PRISMA+ Colloquium
May 28, 2014 at 1 p.m. in Minkowski-Raum 05-119, Staudingerweg 7Prof. Dr. Tobias Hurth
Institut für Physik, THEP
hurth@uni-mainz.de
Discovery of the nature of dark matter is recognized as one of the greatest challenges in contemporary science.
The most compelling candidate for dark matter is the Weakly Interacting Massive Particle (WIMP) that arises naturally in several models of physics beyond the Standard Model. The discovery of galactic WIMPs would therefore enlighten two of the outstanding problems of modern physics - the matter composition of the Universe and the true description of fundamental particles and interactions.
The worldwide race towards direct detection has been dramatically accelerated by remarkable progress of liquid xenon time projection chambers.

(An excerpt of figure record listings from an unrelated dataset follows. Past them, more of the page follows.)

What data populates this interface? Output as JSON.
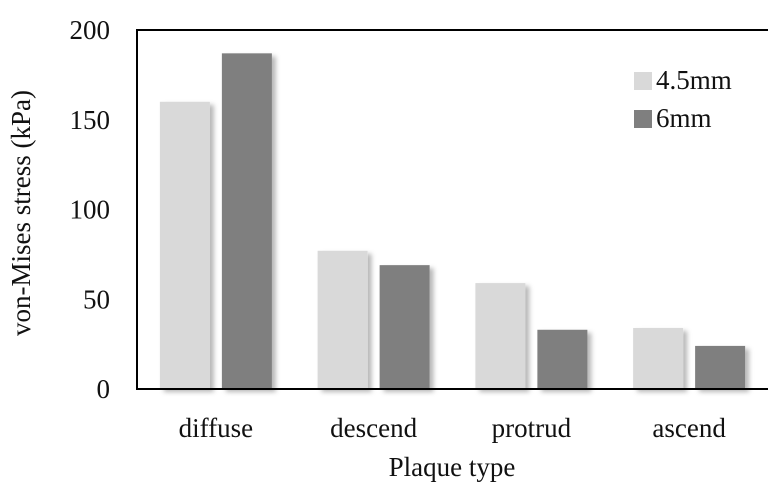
{
  "chart_data": {
    "type": "bar",
    "categories": [
      "diffuse",
      "descend",
      "protrud",
      "ascend"
    ],
    "series": [
      {
        "name": "4.5mm",
        "color": "#d9d9d9",
        "values": [
          160,
          77,
          59,
          34
        ]
      },
      {
        "name": "6mm",
        "color": "#7f7f7f",
        "values": [
          187,
          69,
          33,
          24
        ]
      }
    ],
    "title": "",
    "xlabel": "Plaque type",
    "ylabel": "von-Mises stress (kPa)",
    "ylim": [
      0,
      200
    ],
    "yticks": [
      "0",
      "50",
      "100",
      "150",
      "200"
    ],
    "grid": false,
    "legend_position": "top-right"
  }
}
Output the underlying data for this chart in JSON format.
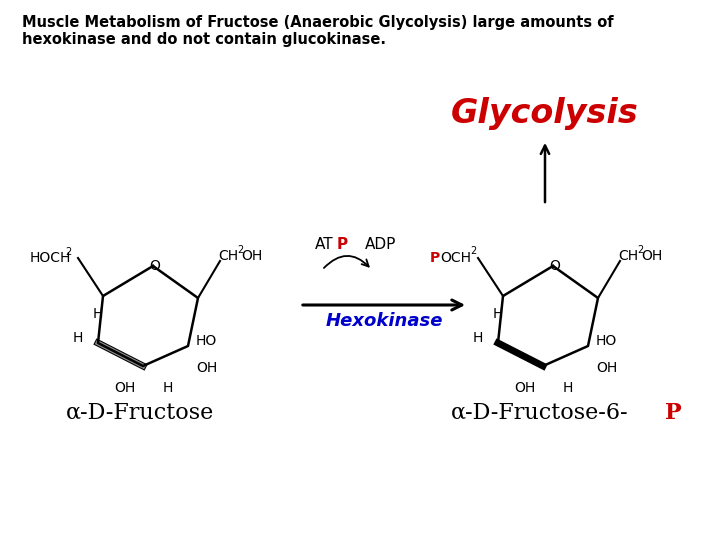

They have shifted the scale of target mass by orders of magnitude whilst simultaneously reducing backgrounds to unprecedentedly low levels.The most advanced of these projects is the Large Underground Xenon (LUX) detector, operated in the Davis Cavern of the SURF laboratory, USA.
The project has just completed its first run, releasing world-leading results that challenge hints of low-mass WIMPs claimed at other experiments. The project, its results, and prospects for the future, both with LUX and a larger successor experiment, LZ, will be presented.